Limitations to this case study that warrant consideration include the lack of a true baseline quantitative evaluation of the patient's depressive symptoms prior to the TBI or the start of rTMS therapy. The patient did not receive any formal testing of his functional abilities; they were assessed by the neurologist based upon the patient's self-reported evaluation during each consultation. Moreover, several changes in the patient's psychiatric medication regimen started around the time of rTMS therapy initiation, including the substitution of quetiapine for olanzapine and the addition of methylphenidate. Consequently, determining the level of contribution of rTMS to his self-reported change in mood is not possible; the mood changes might have resulted from the alterations in his pharmacotherapy during the treatment protocol. However, prior attempts to adjust the patient's medications, including dose and class, did not show consistent evidence of mood symptom improvement. Finally, if the patient may suffer from possible long-term effects from rTMS therapy is unclear, as the last treatment was administered in May 2016. Worth noting, however, is that the therapy resulted in a sustained and profound long-lasting improvement in the patient's functional level from his debilitating mental illness, justifying the decision for aggressive management.
CONCLUSION
Despite the increasing use of rTMS as a noninvasive therapy for a variety of psychological and cognitive symptoms, it has not yet been recognized as a standard adjunct therapy in the TBI population.
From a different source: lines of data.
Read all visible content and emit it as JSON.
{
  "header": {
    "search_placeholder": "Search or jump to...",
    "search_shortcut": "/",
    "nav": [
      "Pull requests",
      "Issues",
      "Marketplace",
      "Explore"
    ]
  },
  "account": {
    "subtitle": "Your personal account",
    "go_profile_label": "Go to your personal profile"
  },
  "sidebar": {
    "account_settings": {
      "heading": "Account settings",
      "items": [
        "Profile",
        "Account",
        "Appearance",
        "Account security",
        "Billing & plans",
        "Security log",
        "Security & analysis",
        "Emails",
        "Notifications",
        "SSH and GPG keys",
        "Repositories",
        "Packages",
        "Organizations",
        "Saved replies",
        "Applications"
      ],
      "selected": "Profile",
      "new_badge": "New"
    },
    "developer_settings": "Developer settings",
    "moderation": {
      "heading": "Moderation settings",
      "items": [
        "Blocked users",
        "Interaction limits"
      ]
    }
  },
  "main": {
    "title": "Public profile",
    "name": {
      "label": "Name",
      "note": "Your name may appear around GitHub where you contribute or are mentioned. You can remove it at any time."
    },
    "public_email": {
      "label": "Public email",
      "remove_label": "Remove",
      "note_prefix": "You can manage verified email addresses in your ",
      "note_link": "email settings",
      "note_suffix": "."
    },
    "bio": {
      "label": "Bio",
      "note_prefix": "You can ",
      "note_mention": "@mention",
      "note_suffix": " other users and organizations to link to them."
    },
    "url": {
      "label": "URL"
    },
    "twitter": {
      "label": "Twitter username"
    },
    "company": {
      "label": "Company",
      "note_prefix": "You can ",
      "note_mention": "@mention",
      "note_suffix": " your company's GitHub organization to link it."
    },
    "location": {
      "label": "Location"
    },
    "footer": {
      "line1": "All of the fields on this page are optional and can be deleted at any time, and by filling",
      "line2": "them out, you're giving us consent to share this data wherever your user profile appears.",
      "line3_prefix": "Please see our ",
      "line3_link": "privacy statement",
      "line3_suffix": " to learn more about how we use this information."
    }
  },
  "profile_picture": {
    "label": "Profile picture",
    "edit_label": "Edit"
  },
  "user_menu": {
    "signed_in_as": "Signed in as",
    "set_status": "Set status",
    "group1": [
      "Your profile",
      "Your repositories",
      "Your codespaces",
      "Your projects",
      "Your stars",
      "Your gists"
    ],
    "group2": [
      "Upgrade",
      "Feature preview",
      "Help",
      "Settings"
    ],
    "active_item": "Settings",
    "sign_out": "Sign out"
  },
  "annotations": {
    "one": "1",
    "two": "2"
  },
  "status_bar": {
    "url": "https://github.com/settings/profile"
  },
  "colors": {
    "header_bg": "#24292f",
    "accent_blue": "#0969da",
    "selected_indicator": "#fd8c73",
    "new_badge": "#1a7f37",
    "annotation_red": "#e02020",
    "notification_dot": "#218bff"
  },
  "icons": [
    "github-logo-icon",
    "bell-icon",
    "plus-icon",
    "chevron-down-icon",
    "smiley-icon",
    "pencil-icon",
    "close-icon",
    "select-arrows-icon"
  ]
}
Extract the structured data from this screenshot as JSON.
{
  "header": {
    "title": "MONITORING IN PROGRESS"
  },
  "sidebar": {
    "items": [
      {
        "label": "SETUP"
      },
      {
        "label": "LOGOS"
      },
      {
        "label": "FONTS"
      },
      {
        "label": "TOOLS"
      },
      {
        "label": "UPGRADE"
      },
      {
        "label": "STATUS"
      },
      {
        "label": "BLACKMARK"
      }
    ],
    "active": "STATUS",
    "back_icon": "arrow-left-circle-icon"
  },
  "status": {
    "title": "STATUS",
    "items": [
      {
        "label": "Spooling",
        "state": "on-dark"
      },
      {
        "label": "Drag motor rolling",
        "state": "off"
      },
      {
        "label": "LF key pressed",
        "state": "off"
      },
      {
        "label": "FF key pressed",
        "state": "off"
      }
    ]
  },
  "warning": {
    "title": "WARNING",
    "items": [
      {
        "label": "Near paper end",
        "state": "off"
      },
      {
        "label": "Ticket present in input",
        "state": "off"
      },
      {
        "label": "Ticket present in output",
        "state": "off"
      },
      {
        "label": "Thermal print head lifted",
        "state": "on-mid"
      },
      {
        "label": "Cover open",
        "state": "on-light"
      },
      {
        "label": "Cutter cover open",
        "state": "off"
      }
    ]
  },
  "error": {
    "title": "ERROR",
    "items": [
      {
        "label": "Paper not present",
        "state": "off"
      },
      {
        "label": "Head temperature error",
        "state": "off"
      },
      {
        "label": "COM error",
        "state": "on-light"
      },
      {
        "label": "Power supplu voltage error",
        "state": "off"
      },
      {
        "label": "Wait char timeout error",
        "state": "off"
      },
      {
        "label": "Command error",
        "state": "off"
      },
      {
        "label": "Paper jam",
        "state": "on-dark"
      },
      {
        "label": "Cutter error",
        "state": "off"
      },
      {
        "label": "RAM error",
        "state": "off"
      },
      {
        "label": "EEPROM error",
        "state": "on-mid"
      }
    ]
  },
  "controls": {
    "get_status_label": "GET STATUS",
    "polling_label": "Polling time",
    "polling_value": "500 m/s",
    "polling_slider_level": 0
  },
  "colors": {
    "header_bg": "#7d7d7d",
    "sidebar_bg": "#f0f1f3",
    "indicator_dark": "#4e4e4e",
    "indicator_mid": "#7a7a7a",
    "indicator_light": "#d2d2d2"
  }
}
Concerns remain regarding the safety and longevity of rTMS therapy, given that the physiologic effects of the treatment and the extent of stimulation that may be administered without seizure induction are not fully understood. Our case report is one of the few documented studies of successful rTMS use for debilitating mood symptoms in patients who previously incurred a severe TBI. It provides further evidence regarding the safety of this type of treatment and its positive impact when used in combination with other therapeutic interventions. Powered studies are needed to validate the contribution of rTMS in the treatment of severe depression in the post-TBI populace. Further work is also required to establish guidelines regarding definitive rTMS safety and efficacy protocols for use in this patient population.
This article meets the Accreditation Council for Graduate Medical Education and the American Board of Medical Specialties Maintenance of Certification competencies for Patient Care and Medical Knowledge.
ACKNOWLEDGMENTS
The authors have no financial or proprietary interest in the subject matter of this article.